Charles Loeb: The Black Reporter Who Exposed an Atomic Bomb Lie

The military itself soon cast light on the enormity of the misinformation campaign. In June 1946, the United States Strategic Bombing Survey said most medical investigators saw the radiation emissions at Hiroshima and Nagasaki as responsible for up to 20 percent of the deaths. If the bombings took roughly 100,000 to 200,000 lives — today considered a credible range — the radiation killed up to 40,000 people.

The rays also produced a dark legacy. Over decades, studies of the survivors revealed that they endured high rates of cancer, stroke, cataracts and heart disease. Babies in utero at the time of the bombings suffered poor development, epileptic seizures and reduced head size.
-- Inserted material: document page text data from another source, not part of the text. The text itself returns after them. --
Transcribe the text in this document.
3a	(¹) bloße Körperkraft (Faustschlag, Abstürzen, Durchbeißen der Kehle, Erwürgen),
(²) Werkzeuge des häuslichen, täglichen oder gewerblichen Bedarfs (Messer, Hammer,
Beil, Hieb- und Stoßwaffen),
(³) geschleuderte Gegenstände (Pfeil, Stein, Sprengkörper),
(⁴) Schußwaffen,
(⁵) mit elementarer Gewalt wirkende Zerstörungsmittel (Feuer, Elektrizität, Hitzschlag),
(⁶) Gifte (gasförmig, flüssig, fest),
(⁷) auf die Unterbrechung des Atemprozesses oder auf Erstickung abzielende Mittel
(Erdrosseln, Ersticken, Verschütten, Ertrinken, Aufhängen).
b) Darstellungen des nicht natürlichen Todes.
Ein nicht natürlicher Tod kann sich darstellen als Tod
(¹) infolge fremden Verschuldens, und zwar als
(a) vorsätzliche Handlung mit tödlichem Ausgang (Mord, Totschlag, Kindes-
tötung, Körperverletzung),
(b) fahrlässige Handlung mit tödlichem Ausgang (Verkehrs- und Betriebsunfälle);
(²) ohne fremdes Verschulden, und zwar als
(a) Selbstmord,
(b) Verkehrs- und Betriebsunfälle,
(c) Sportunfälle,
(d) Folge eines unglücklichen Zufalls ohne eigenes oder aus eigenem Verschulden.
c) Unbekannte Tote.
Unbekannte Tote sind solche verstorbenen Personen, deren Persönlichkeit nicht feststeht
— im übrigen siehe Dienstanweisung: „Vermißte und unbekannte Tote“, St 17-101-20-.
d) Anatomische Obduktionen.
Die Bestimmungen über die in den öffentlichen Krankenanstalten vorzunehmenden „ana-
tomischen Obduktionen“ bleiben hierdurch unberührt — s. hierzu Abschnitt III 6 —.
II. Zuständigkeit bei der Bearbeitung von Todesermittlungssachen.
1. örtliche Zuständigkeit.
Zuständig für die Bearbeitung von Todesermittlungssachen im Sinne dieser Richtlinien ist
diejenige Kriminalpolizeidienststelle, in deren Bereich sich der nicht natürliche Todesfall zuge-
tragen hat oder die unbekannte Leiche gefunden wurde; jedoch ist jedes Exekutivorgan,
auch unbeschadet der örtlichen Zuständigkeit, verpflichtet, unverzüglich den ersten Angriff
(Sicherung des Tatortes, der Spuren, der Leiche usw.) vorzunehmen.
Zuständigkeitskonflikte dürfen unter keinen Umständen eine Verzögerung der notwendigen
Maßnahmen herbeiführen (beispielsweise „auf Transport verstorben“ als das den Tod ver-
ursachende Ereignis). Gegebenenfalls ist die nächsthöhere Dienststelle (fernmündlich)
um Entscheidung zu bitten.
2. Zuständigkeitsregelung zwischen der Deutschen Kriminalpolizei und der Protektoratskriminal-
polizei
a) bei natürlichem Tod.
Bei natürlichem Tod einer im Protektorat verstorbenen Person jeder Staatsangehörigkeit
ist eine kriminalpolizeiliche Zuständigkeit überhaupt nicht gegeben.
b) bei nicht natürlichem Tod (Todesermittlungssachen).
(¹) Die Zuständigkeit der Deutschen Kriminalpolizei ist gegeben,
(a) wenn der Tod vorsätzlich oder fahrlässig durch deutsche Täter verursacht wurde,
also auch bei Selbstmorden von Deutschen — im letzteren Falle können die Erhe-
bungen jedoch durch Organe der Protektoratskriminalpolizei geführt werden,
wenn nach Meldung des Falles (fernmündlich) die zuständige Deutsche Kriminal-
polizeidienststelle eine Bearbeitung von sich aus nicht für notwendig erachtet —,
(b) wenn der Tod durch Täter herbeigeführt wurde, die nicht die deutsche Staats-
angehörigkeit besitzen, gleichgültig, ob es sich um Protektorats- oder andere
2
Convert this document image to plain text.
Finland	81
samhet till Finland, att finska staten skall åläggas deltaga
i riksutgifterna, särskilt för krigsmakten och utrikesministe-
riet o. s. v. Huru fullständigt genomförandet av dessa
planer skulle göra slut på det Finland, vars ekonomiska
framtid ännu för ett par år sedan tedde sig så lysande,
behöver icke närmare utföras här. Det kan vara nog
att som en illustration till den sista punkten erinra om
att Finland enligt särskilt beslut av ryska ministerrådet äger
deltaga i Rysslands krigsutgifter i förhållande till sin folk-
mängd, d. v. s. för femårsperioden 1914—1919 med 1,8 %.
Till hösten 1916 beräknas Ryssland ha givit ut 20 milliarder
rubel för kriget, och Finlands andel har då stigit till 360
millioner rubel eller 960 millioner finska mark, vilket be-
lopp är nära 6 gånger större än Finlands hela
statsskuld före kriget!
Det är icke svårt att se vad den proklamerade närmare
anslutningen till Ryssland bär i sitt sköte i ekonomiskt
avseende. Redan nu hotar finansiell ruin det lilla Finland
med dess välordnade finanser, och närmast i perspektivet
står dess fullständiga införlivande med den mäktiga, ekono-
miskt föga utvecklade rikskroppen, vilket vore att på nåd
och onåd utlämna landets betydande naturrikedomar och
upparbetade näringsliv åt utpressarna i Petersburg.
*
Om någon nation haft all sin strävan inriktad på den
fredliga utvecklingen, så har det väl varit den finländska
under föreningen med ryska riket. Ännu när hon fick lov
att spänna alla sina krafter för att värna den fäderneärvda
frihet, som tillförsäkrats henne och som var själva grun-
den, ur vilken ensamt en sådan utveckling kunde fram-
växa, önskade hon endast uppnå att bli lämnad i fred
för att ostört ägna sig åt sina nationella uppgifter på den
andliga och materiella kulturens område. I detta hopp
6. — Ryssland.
Mr. Loeb died in 1978 at 73. While getting no credit for his atomic scoop, he became known late in life among other journalists as the dean of Black newsmen. In 1971, he spoke of his long career in an oral history interview with Columbia University. Then 66 and managing editor of The Cleveland Call and Post, Mr. Loeb said that he regretted not going back to medical school but that he felt he probably did more social good as a journalist than he would have as a surgeon.

His great good fortune, he added, was marrying a woman who put personal goals ahead of money. “We’ll starve together,” he recalled his wife, Beulah Loeb, saying.

Mr. Loeb said nothing of his radiation article or what he had witnessed at Hiroshima but spoke at length about Black publishing and the community it served.

“One of our functions is to tell the Black side of any story,” he said, as Black readers were often skeptical of the white news media. Even when Black papers got scooped on big stories, he added, “our readers still buy our newspapers to see what we said about it.”

Black newspapers perform “a real service” not only for Black people but also, Mr. Loeb said, the press in general because they reliably present alternative points of view and fresh perspectives.